Professional summary. I graduated from SUNY Binghamton in 2023 with a BSc in Integrative Neuroscience, where I earned the Steven W. Kovacs Memorial Award and Undergraduate Research Award for my passion towards psychological research as a volunteer research assistant in Dr. Peter Gerhardstein’s lab. After graduating, I joined Dr. Shari Liu’s lab at Johns Hopkins University as a full-time laboratory technician / lab manager. Here, we study the way people navigate the social and physical world through neuroimaging, behavioral tests, and developmental studies. While working in the Liulab, I worked with my undergraduate lab to turn my honors thesis into a publication that was recently accepted in Frontiers of Neurology. Currently, I am working on a first authored paper with Dr. Liu tests whether human intuitive physical reasoning and goal directed attention rely on shared or distinct neural resources.

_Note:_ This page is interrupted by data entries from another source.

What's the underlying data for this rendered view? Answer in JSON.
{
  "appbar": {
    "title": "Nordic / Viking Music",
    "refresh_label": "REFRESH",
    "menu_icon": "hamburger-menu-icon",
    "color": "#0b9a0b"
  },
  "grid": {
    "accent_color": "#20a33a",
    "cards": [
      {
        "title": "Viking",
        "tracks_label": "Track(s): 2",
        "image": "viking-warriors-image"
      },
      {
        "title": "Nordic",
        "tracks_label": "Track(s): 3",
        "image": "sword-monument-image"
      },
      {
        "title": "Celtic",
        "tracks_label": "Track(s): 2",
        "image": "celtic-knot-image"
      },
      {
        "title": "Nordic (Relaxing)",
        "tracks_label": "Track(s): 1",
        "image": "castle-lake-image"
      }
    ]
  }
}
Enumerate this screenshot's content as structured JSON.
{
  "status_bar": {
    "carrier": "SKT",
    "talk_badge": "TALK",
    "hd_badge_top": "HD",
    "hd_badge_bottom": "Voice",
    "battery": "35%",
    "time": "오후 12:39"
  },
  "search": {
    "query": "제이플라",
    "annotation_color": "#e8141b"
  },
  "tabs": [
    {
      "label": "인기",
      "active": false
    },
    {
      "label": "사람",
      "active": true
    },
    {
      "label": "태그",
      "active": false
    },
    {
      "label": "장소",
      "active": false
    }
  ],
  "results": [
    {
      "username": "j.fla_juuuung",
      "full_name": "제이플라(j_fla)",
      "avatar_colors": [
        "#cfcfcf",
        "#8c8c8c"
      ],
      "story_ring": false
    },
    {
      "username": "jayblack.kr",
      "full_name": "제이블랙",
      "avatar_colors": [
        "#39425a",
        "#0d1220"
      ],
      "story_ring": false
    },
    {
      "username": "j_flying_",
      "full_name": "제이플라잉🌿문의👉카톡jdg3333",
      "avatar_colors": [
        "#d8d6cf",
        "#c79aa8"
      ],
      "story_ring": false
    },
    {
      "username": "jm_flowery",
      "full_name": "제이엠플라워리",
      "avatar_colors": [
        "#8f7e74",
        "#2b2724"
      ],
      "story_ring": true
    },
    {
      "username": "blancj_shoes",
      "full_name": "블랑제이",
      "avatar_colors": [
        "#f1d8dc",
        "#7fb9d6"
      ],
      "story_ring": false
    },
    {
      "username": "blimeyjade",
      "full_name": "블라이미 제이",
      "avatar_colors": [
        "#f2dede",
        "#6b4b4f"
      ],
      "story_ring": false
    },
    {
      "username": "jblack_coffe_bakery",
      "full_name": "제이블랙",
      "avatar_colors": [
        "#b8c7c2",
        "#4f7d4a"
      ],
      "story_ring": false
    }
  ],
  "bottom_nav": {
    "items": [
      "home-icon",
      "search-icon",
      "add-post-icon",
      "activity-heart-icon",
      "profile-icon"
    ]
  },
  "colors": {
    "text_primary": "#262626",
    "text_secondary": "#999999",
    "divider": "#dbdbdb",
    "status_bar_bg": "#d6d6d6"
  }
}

Research summary. Institutions are structured, hierarchical social groups where each member occupies a ‘role’ in service of a broader institutional goal. These roles persist beyond the individual occupying them. Someone can leave their role at an institution, but the role is still available for the next individual to occupy it (for example, someone could leave their role as a ‘cashier’, but this concept of a cashier and all it entails does not leave with the individual). I am interested in the ways people think about institutions, and specifically, the ways in which our understanding of institutions changes (1) our behavior and (2) our perceptions of the world.